For the second consecutive year, the bank’s income of £34.5 million outstripped its operating costs of £16.2 million. The income figure marks a 78.8 per cent increase year-on-year, while the bank’s portfolio has grown to include 42 businesses and projects.
Established in November 2020 with a £2 billion, ten-year commitment from the Scottish Government, SNIB is tasked with investing in companies that deliver both financial returns and societal benefits. Its key missions are supporting the transition to net zero, tackling place-based inequality, and scaling up innovation.
Chairman Willie Watt acknowledged the tough economic backdrop but noted the bank had made “continued progress” in developing its capabilities. He stressed that as a development bank, SNIB’s role is to provide long-term growth capital where commercial lenders may not, often by taking on greater risk. “We take any individual losses seriously but recognise that an appropriately high level of investment risk is essential to our role in Scotland’s investment landscape,” he stated.
In the 2024-25 financial year, the bank committed £145.1 million to new ventures and leveraged this to “crowd in” an additional £324 million in private investment. Since its inception, SNIB has committed over £785 million, attracting a further £1.4 billion from other investors.
However, both the commitment and deployment figures for the year fell below internal targets.
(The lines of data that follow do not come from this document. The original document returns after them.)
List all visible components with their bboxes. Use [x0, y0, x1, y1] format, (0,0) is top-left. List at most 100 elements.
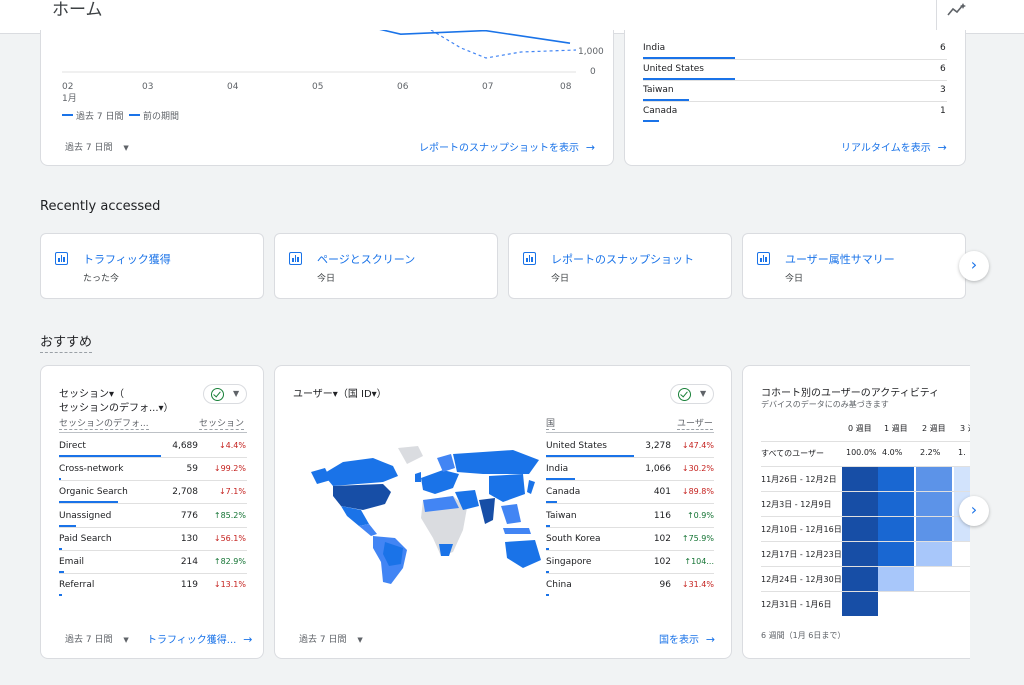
all-users-value: 4.0%: [882, 448, 903, 457]
view-countries-link[interactable]: 国を表示 →: [659, 631, 715, 646]
cohort-week-header: 1 週目: [884, 424, 908, 433]
row-divider: [546, 457, 714, 458]
y-tick: 0: [590, 67, 596, 77]
date-range-select[interactable]: 過去 7 日間 ▼: [65, 140, 129, 153]
report-icon-bar: [63, 257, 65, 262]
recommended-next-button[interactable]: ›: [959, 496, 989, 526]
map-united-states: [333, 484, 391, 510]
insights-icon[interactable]: [946, 2, 968, 18]
view-realtime-link[interactable]: リアルタイムを表示 →: [841, 139, 947, 154]
date-range-select[interactable]: 過去 7 日間 ▼: [65, 632, 129, 645]
realtime-value: 3: [940, 85, 946, 95]
users-title[interactable]: ユーザー▾（国 ID▾）: [293, 385, 387, 400]
recent-item-time: 今日: [551, 274, 570, 284]
sessions-title-line2[interactable]: セッションのデフォ...▾）: [59, 399, 174, 414]
legend-current: 過去 7 日間: [76, 112, 124, 122]
row-bar: [59, 594, 63, 597]
map-indonesia: [503, 528, 531, 534]
row-change: ↓31.4%: [681, 580, 714, 590]
cohort-cell[interactable]: [916, 542, 952, 566]
cohort-footer: 6 週間（1月 6日まで）: [761, 631, 846, 640]
cohort-cell[interactable]: [916, 467, 952, 491]
chevron-down-icon: ▼: [700, 389, 707, 398]
cohort-cell[interactable]: [842, 542, 878, 566]
arrow-right-icon: →: [937, 141, 947, 154]
row-value: 102: [653, 533, 671, 544]
recent-item-name: トラフィック獲得: [83, 253, 171, 266]
previous-period-line: [430, 30, 577, 59]
row-divider: [546, 573, 714, 574]
row-divider: [546, 526, 714, 528]
sessions-title-line1[interactable]: セッション▾（: [59, 385, 124, 400]
map-uk: [415, 472, 421, 482]
cohort-cell[interactable]: [842, 517, 878, 541]
report-icon-bar: [765, 257, 767, 262]
cohort-cell[interactable]: [878, 517, 914, 541]
recent-item[interactable]: レポートのスナップショット 今日: [508, 233, 732, 299]
report-icon-bar: [531, 257, 533, 262]
cohort-cell[interactable]: [842, 492, 878, 516]
cohort-cell[interactable]: [878, 567, 914, 591]
check-circle-icon: [211, 388, 224, 401]
recent-item[interactable]: ページとスクリーン 今日: [274, 233, 498, 299]
cohort-cell[interactable]: [842, 567, 878, 591]
row-dimension: United States: [546, 441, 607, 451]
cohort-cell[interactable]: [878, 492, 914, 516]
cohort-cell[interactable]: [878, 542, 914, 566]
recently-accessed-title: Recently accessed: [40, 199, 161, 214]
view-snapshot-link[interactable]: レポートのスナップショットを表示 →: [419, 139, 595, 154]
date-range-label: 過去 7 日間: [299, 635, 347, 645]
recent-item[interactable]: トラフィック獲得 たった今: [40, 233, 264, 299]
recent-item-name: レポートのスナップショット: [551, 253, 694, 266]
cohort-cell[interactable]: [916, 492, 952, 516]
recent-item-name: ページとスクリーン: [317, 253, 416, 266]
cohort-cell[interactable]: [916, 517, 952, 541]
report-icon: [523, 252, 536, 265]
row-value: 96: [659, 580, 671, 591]
map-scandinavia: [437, 454, 455, 472]
map-japan: [527, 480, 535, 494]
row-change: ↓30.2%: [681, 464, 714, 474]
row-value: 214: [180, 557, 198, 567]
date-range-label: 過去 7 日間: [65, 635, 113, 645]
all-users-value: 2.2%: [920, 448, 941, 457]
x-tick: 05: [312, 82, 324, 92]
recent-item-time: たった今: [83, 274, 120, 284]
row-dimension: India: [546, 464, 569, 475]
view-traffic-link[interactable]: トラフィック獲得... →: [147, 631, 252, 646]
recent-item[interactable]: ユーザー属性サマリー 今日: [742, 233, 966, 299]
chevron-down-icon: ▼: [123, 636, 129, 644]
cohort-cell[interactable]: [878, 467, 914, 491]
report-icon-bar: [292, 258, 294, 262]
top-bar: ホーム: [0, 0, 1024, 34]
row-dimension: Email: [59, 557, 84, 567]
cohort-cell[interactable]: [842, 592, 878, 616]
report-icon-bar: [528, 255, 531, 262]
report-icon: [289, 252, 302, 265]
y-tick: 1,000: [578, 47, 604, 57]
row-value: 2,708: [172, 487, 198, 498]
date-range-select[interactable]: 過去 7 日間 ▼: [299, 632, 363, 645]
x-tick: 07: [482, 82, 494, 92]
row-value: 401: [653, 487, 671, 498]
cohort-subtitle: デバイスのデータにのみ基づきます: [761, 400, 889, 409]
column-header-metric[interactable]: ユーザー: [677, 416, 713, 430]
row-value: 102: [653, 557, 671, 567]
current-period-line: [379, 30, 571, 44]
column-header-dimension[interactable]: セッションのデフォ...: [59, 416, 149, 430]
realtime-value: 1: [940, 106, 946, 116]
report-icon-bar: [58, 258, 60, 262]
row-divider: [643, 80, 947, 81]
row-dimension: China: [546, 580, 572, 591]
comparison-toggle[interactable]: ▼: [203, 384, 247, 404]
comparison-toggle[interactable]: ▼: [670, 384, 714, 404]
overview-chart-card: 1,000 0 02 1月 03 04 05 06 07 08 過去 7 日間 …: [40, 30, 614, 166]
row-value: 116: [653, 510, 671, 521]
row-change: ↓99.2%: [213, 464, 246, 474]
column-header-metric[interactable]: セッション: [199, 416, 245, 430]
recent-next-button[interactable]: ›: [959, 251, 989, 281]
row-value: 59: [186, 464, 198, 475]
column-header-dimension[interactable]: 国: [546, 416, 556, 430]
cohort-cell[interactable]: [842, 467, 878, 491]
row-divider: [761, 441, 981, 442]
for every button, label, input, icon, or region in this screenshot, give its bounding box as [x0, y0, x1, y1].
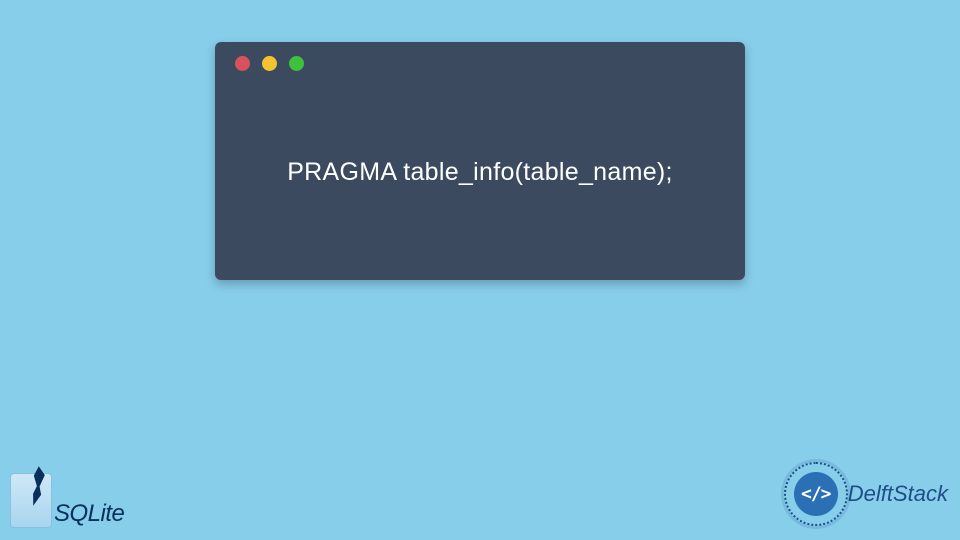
code-brackets-icon: </>: [801, 484, 831, 505]
maximize-icon[interactable]: [289, 56, 304, 71]
minimize-icon[interactable]: [262, 56, 277, 71]
delftstack-mark-icon: </>: [788, 466, 844, 522]
code-snippet: PRAGMA table_info(table_name);: [287, 158, 673, 187]
window-titlebar: [215, 42, 745, 84]
code-window: PRAGMA table_info(table_name);: [215, 42, 745, 280]
close-icon[interactable]: [235, 56, 250, 71]
sqlite-logo-text: SQLite: [54, 500, 124, 528]
delftstack-logo: </> DelftStack: [788, 466, 948, 522]
delftstack-logo-text: DelftStack: [848, 481, 948, 507]
feather-icon: [24, 465, 47, 507]
code-body: PRAGMA table_info(table_name);: [215, 84, 745, 280]
sqlite-logo: SQLite: [10, 473, 124, 528]
sqlite-box-icon: [10, 473, 52, 528]
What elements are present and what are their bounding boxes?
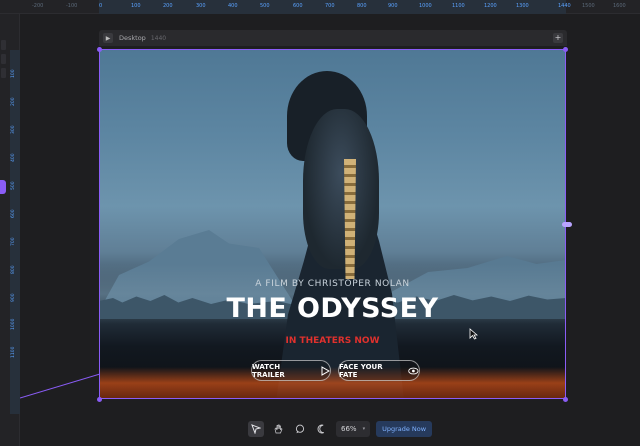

Outgoing chief executive Al Denholm explained this was a result of a robust due diligence process. “We would never compromise our robust due diligence process to rush a deal through,” he said, adding that several potential investments towards the end of the financial year did not meet the bank’s requirements.
Addressing the challenge of working within a yearly budget cycle, Mr Denholm welcomed the Scottish Government’s decision to grant the bank greater flexibility to carry over its investment allocation into the next year. “We hold our investments over a longer term and would expect to see our valuation change and level off as our portfolio matures,” he added.
Further bolstering its capabilities, the bank’s subsidiary, Scottish Investments Ltd (SIL), secured phase one authorisation from the Financial Conduct Authority (FCA), enabling it to arrange investment deals and help attract more private capital into Scotland.
While the statutory loss before tax of £58.4 million may attract scrutiny, the bank’s leadership maintains that its long-term mission to support innovative Scottish companies through their critical early stages is on track.